Doch worüber schreibe ich eigentlich? Ich bin so weitschweifig, und Du möchtest sicher von meiner wundervollen Reise hören. Aber es macht nichts, daß ich ein bißchen in die Vergangenheit geraten bin, denn der ganze Abend liegt noch vor mir, und ich weiß nicht, was ich so allein in der fremden Stadt unternehmen soll. Warum ist es ihnen nicht in den Sinn gekommen, auch ich könnte zu jung sein, um allein zu reisen? Ich bin kaum vierunddreißig, und die Leute halten mich für fünfundzwanzig. Von rückwärts, sagen sie, sehe ich aus wie achtzehn. Und doch läßt man mich ohne Schutz, als ob es in einem Hotel, das voller Männer ist, keine Gefahr gäbe. Aber warum, ach warum, konnte ich nicht mit den andern in dieser herrlichen Jacht auf das große, wilde Meer hinaussegeln? Wie selig wäre ich gewesen als einzige Frau an Bord! Ich legte es Dr. Alden nahe, aber vergeblich! Niemand brauchte mich.
Also, als wir in Boston ankamen, gingen Oliver und ich in das Hotel auf dem Beacon Hill, wo der Herr Doktor immer absteigt. Er wohnte früher als Junge ganz in der Nähe, mit einem geheimnisvollen Bruder, der dort noch immer ein Einsiedlerleben führt, den aber der Doktor niemals sieht. Doch hat er eine unheimliche Vorliebe dafür, die alten Orte aufzusuchen, um altbekannte Straßenecken zu biegen und in denselben altbekannten Läden einzukaufen, obwohl die besten Hotels jetzt in einem ganz andern Stadtviertel liegen. Daher siedelte ich, als der Doktor und Oliver auf die Jacht gingen, hierher über, wo die Kellner weiß sind – sie waren in dem ersten Hotel schwarz, was mir zunächst immer den Appetit verdirbt, obwohl er allemal bald wieder kommt. Das Victoria liegt im eigentlichen Wohnviertel und paßt besser für eine alleinreisende junge Dame.

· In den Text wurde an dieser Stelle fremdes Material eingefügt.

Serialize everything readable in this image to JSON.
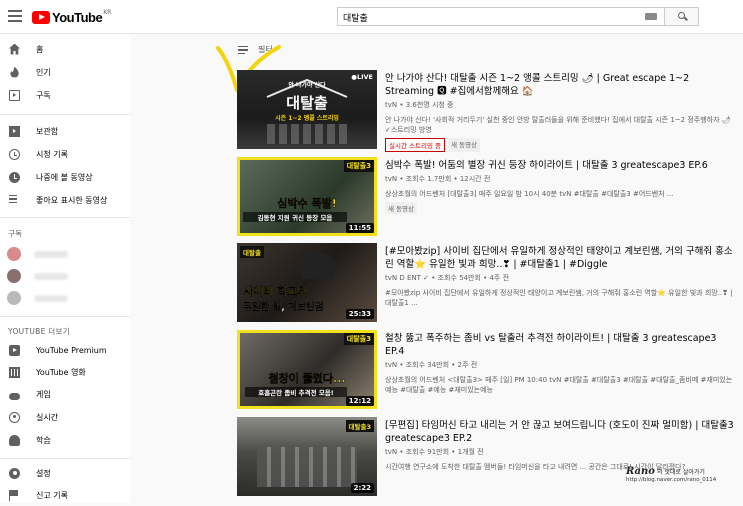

Und was habe ich alles gesehen? Furchtbar viel: die Bibliothek und den Ludovisi-Thron und Mrs. Gardeners venezianischen Palast; und ich hätte auch Farneuil-Hall und die alte Kirche und das Bunker-Hill-Denkmal besuchen können, aber es ist so heiß, und ich war zu sehr von meinen Besorgungen in Anspruch genommen. Ich habe nicht sehr viel gekauft, aber oh! die herrlichen Sachen, die ich mir angeguckt habe. Bei der neuen, loser gehaltenen Mode werden die Kleider, die ich mir zu Hause machen will, ausgezeichnet passen; aber ich habe einen Wintermantel gekauft – zu halbem Preis wegen der Hitze – zwei neue Hüte und wunderbares Leinen. Du fragst wohl, was aus meinen Ersparnissen wird, und wovon ich leben will, wenn ich eine alte Jungfer bin? Nein, mein Erspartes habe ich nicht angerührt, denn der Herr Doktor hat mir einen Scheck über 200 Dollar gegeben, und meine Reiseausgaben werden kaum mehr als 50 betragen; so habe ich einen kleinen Überschuß als Nadelgeld. Außerdem bin ich noch beim Zahnarzt gewesen, denn wenn auch der in der Great Falls alles sehr gut macht, ist er doch alt und der hiesige ist jung, ein Deutscher, sieht nett aus und tut einem nicht so weh. Aber er ist verheiratet.
Unglücklicherweise treten in dieser Jahreszeit keine großen Künstler in den Theatern und Konzerten auf; aber natürlich gehe ich jeden Tag in den Kinematographen und weide mich geradezu daran, Liebe aus solcher Nähe mit anzusehen. Es kommt mir fast vor, als ob ich selbst es wäre, die da geküßt wird. Zu viel davon würde mir wohl nicht gut bekommen. Aber Oliver kommt in ein paar Tagen zurück, und dann werden alle diese Erlebnisse Deiner lieben Schwester, ach, nur noch eine Erinnerung sein!